Giulia Boffa – Sul quotidiano on line  affaritaliani.it c’è un’interessante intervista al prof. Ferdinando Imposimato, magistrato di vaglia e Presidente onorario della Corte di Cassazione, sulla spinosa questione dei docenti della Quota 96, che stanno lottando per il diritto al pensionamento.

 Il prof.
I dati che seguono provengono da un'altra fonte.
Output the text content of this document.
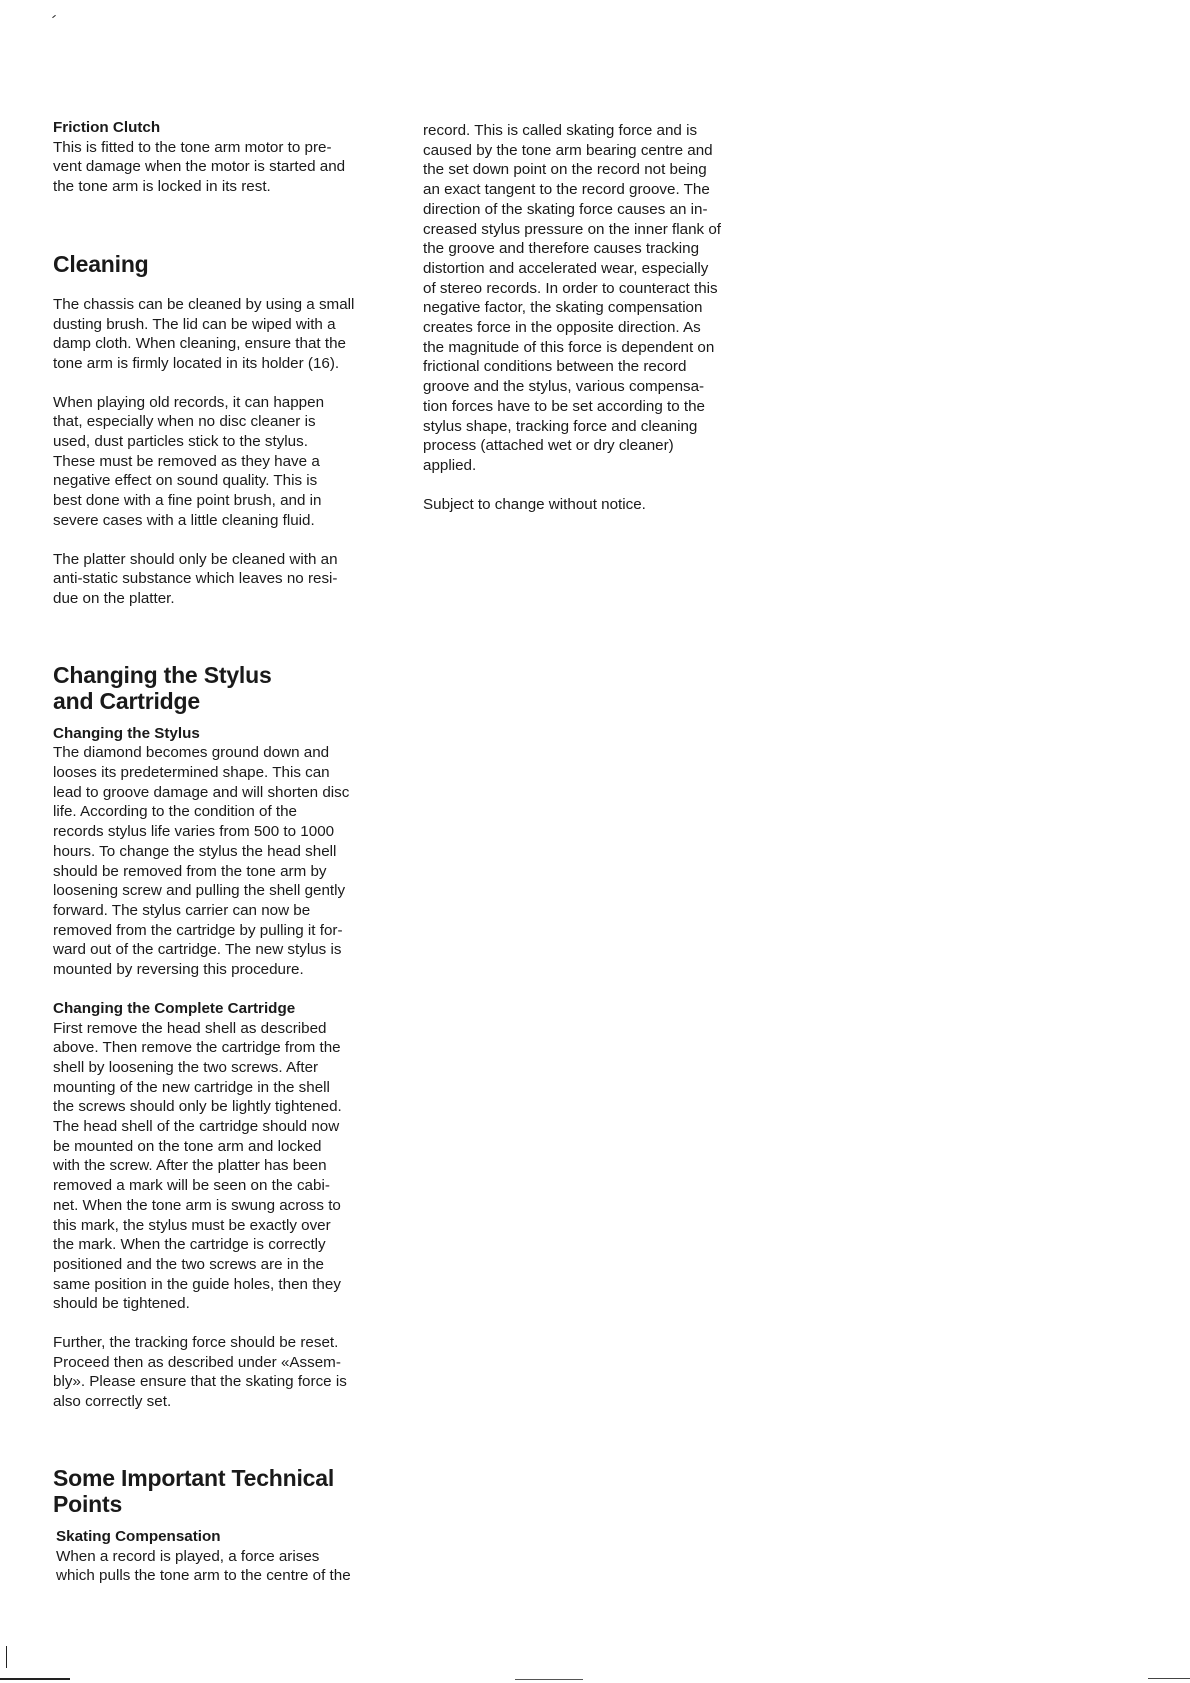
Friction Clutch
This is fitted to the tone arm motor to pre-
vent damage when the motor is started and
the tone arm is locked in its rest.
Cleaning
The chassis can be cleaned by using a small
dusting brush. The lid can be wiped with a
damp cloth. When cleaning, ensure that the
tone arm is firmly located in its holder (16).
When playing old records, it can happen
that, especially when no disc cleaner is
used, dust particles stick to the stylus.
These must be removed as they have a
negative effect on sound quality. This is
best done with a fine point brush, and in
severe cases with a little cleaning fluid.
The platter should only be cleaned with an
anti-static substance which leaves no resi-
due on the platter.
Changing the Stylus
and Cartridge
Changing the Stylus
The diamond becomes ground down and
looses its predetermined shape. This can
lead to groove damage and will shorten disc
life. According to the condition of the
records stylus life varies from 500 to 1000
hours. To change the stylus the head shell
should be removed from the tone arm by
loosening screw and pulling the shell gently
forward. The stylus carrier can now be
removed from the cartridge by pulling it for-
ward out of the cartridge. The new stylus is
mounted by reversing this procedure.
Changing the Complete Cartridge
First remove the head shell as described
above. Then remove the cartridge from the
shell by loosening the two screws. After
mounting of the new cartridge in the shell
the screws should only be lightly tightened.
The head shell of the cartridge should now
be mounted on the tone arm and locked
with the screw. After the platter has been
removed a mark will be seen on the cabi-
net. When the tone arm is swung across to
this mark, the stylus must be exactly over
the mark. When the cartridge is correctly
positioned and the two screws are in the
same position in the guide holes, then they
should be tightened.
Further, the tracking force should be reset.
Proceed then as described under «Assem-
bly». Please ensure that the skating force is
also correctly set.
Some Important Technical
Points
Skating Compensation
When a record is played, a force arises
which pulls the tone arm to the centre of the
record. This is called skating force and is
caused by the tone arm bearing centre and
the set down point on the record not being
an exact tangent to the record groove. The
direction of the skating force causes an in-
creased stylus pressure on the inner flank of
the groove and therefore causes tracking
distortion and accelerated wear, especially
of stereo records. In order to counteract this
negative factor, the skating compensation
creates force in the opposite direction. As
the magnitude of this force is dependent on
frictional conditions between the record
groove and the stylus, various compensa-
tion forces have to be set according to the
stylus shape, tracking force and cleaning
process (attached wet or dry cleaner)
applied.
Subject to change without notice.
Imposimato ha scritto una lettera documentata al sottosegretario al Lavoro Gianfranco Polillo, che perora la causa di questi lavoratori discriminati.
 
La riforma Fornero, infatti, ha creato una palese ingiustizia, con un errore tecnico che sta penalizzando circa tremila docenti. L’errore è contenuto in una ‘norma di salvaguardia’ che esclude dagli effetti della riforma i lavoratori che possano vantare i requisiti maturati fino al 31 dicembre 2011. Questa data unica è in contrasto con quella prevista per l’uscita dei pensionamenti del personale della scuola, che si basa, per garantire il buon funzionamento dei processi educativi e didattici, non sull’anno solare ma sull’anno scolastico. Infatti i pensionamenti del Comparto Scuola sono regolati ancora, non essendo stato abolito, dall’art. 1 del D.P.R. 351/1998, che vincola la cessazione dal servizio «all’inizio dell’anno scolastico o accademico successivo alla data in cui la domanda è stata presentata». 
 
C’è un’ulteriore norma che fa da contrappeso a questa, tutt’ora vigente, ed è l’articolo 59 della Legge 449/1997, in cui è specificato che per «il personale del comparto scuola resta fermo, ai fini dell’accesso al trattamento pensionistico, che la cessazione dal servizio ha effetto dalla data di inizio dell’anno scolastico e accademico, con decorrenza dalla stessa data del relativo trattamento economico nel caso di prevista maturazione del requisito entro il 31 dicembre dell’anno».
 
In virtù di queste due norme, il personale scolastico, che poteva vantare requisiti maturabili al 31 dicembre 2011, era già in pensione o avrebbe comunque potuto ottenerla indipendentemente dalla ‘norma di salvaguardia’ della ‘Riforma Fornero’, che per avere effetto sui lavoratori della scuola, avrebbe dovuto preservare il personale  che maturava i diritti nel corso dell’anno scolastico 2011/2012, e comunque entro il 31 dicembre 2012. 
 
In pratica la riforma Fornero non ha seguito le norme speciali sui pensionamenti del comparto scuola, generando una normativa che segue due direzioni opposte, mentre secondo i principi generali del diritto  e dalla  giurisprudenza  della Magistratura amministrativa che disciplinano la materia della pubblica amministrazione le norme speciali prevalgono rispetto a quelle generali, di cui le seconde sono complementari. 
 
La questione è di natura costituzionale: infatti viene violato il principio di cui all’art 3 della  Costituzione per cui tutti i cittadini sono eguali davanti alla legge e la mancanza di risorse finanziarie non può essere giustificazione di un diritto leso. Tra l’altro il Governo è  soggetto, come organo supremo della Pubblica Amministrazione, al principio fondamentale del buon andamento e della imparzialità dell’Amministrazione, anche e soprattutto quella scolastica, stabilito dall’art 97 della Costituzione repubblicana.
 
Esiste un altro problema, abbastanza penalizzante, che riguarda le competenze dei giudici in materia. Secondo il prof.Imposimato, non è la Corte dei Conti, a cui parecchi giudici del lavoro hanno rimandato i ricorrenti,  che può vigilare sulla questione, infatti la Corte dei Conti non può intervenire essendo i docenti dipendenti pubblici; la giustizia preposta è quella amministrativa e quindi il TAR deve essere coinvolto e non il giudice del lavoro. Si aspetta comunque il parere del Consiglio di Stato per chiarire questo aspetto.
 
Intanto il  Governo dovrebbe riconoscere di aver commesso un errore e correggerlo in autotutela, anche perché il TAR potrebbe condannare lo Stato a riconoscere il diritto dei lavoratori in questione e a  risarcirli con una somma superiore a quella che si vorrebbe risparmiare.